The treatment of hard-core cartels (or indeed any other anti-competitive practice) at the multilateral level must be dealt with extremely carefully by developing countries. It is proposed that fundamental to any undertaking by developing countries at a multilateral level should be the principle of special and differential treatment and a constructive policy on the technical means and practicality of implementation of such special and differential treatment. In this regard the necessary co-operation modalities and capacity-building elements are crucial. It is suggested that certain WTO principles of non-discrimination (national treatment and most favoured nation) transparency and due process, be clarified and adapted to competition laws and policies for developing countries. Without this flexibility most developing countries will be reluctant to provide such commitment.

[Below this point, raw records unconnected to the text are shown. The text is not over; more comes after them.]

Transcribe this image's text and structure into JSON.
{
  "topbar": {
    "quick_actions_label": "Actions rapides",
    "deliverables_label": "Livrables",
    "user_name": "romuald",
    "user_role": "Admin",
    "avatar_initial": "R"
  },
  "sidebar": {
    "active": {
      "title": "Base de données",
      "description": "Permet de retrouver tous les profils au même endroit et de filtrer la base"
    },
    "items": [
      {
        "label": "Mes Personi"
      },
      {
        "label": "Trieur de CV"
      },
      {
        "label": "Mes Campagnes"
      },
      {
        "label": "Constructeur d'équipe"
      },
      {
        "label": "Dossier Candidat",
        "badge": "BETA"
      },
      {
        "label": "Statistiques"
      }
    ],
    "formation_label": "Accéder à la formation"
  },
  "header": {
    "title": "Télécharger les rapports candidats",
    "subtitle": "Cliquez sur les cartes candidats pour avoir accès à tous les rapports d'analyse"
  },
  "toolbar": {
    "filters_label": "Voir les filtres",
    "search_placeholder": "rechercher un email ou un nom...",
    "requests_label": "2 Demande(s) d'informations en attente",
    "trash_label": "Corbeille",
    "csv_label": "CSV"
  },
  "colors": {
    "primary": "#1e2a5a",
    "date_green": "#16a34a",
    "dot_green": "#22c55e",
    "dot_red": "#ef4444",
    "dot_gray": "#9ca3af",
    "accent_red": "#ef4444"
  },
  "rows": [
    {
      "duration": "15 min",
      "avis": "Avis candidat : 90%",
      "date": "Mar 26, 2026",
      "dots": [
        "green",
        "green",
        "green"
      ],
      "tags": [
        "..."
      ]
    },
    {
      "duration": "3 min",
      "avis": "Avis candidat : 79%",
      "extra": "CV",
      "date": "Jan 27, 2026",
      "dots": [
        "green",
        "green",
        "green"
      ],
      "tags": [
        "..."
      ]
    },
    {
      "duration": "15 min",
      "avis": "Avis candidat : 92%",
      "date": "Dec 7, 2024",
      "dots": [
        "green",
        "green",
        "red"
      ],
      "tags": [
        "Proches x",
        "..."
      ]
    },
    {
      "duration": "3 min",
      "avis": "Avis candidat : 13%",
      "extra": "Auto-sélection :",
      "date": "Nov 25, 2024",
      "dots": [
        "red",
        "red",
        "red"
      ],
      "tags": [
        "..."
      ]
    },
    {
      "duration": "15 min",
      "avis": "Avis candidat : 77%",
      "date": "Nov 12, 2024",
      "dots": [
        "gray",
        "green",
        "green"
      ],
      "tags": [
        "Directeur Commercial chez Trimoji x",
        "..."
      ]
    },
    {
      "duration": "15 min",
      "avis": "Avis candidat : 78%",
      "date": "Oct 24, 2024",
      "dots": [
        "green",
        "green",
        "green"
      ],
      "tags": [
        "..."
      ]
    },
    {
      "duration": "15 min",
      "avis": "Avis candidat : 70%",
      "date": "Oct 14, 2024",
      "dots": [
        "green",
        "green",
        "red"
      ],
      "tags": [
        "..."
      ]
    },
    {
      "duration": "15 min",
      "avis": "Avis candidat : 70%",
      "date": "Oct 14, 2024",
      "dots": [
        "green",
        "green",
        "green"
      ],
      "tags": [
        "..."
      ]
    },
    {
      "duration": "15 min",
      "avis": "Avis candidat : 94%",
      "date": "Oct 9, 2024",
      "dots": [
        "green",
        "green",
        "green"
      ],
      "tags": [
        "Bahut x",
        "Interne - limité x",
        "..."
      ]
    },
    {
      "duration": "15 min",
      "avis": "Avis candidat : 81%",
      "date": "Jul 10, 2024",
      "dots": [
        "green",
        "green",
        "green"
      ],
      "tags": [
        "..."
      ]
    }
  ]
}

An unqualified adoption of existing WTO principles will not only impact on a developing country’s national sovereignty but may also be in direct conflict with the industrial policies of a particular country.[4] It is therefore important for any multilateral commitment to have the necessary derogations and exceptions for public and developmental objectives which accommodate the different national regimes in terms of its laws and policies. Special and differential treatment must be guaranteed to developing countries since the latter are not on a “level playing field” in the international environment and adoption of a “one size fits all approach” will not take account of the existing asymmetries between developing countries. Furthermore, it is the perception of developing countries that existing multilateral agreements reflect the concerns of sophisticated economies and pre-suppose an existing institutional, human and financial base that is often lacking or even non-existent in developing countries. Unlike the developed world, developing countries have other pressing national issues, which may be perceived as requiring higher priority, example HIV-AIDS, housing, poverty, education and the like. Developing countries should therefore be in a position to introduce competition policy to the extent that it may be required, without utilising its scarce resources to make competition policy a higher priority than it needs or deserves to be.

Another reality of developing countries opening up their domestic markets to foreign direct investment on a non-discriminatory basis (without the necessary individual adjustments to firms of developing countries), is that developed countries would have unlimited and uncontrolled access to such national markets. This could ruin the local markets of developing countries unless such liberalisation is cognisant of the development dimension. It is therefore suggested that any commitment by developing countries be tempered with appropriate exemptions (for certain sectors and/or for small and medium enterprises), adjustments, negotiated transitional periods and individual requirements of each country.

Many developing countries are not only unaware of cartel activity and RBP’s adversely affecting their economy, they are also powerless to investigate and successfully prosecute such perpetrators. It is therefore imperative that developing countries receive the co-operation of other jurisdictions, (especially developed countries) to obtain information located outside their national territory in a case affecting their market.

Various forms of co-operation ranging from voluntary co-operation and exchange of publicly available information, consultations and peer review mechanisms. Modalities for co-operation could take place in a number of ways and could include–

- exchange of information and evidence;

- exchange of information and views among competition authorities of relevant information and cases affecting the important interests of another country;

- application of appropriate comity principles.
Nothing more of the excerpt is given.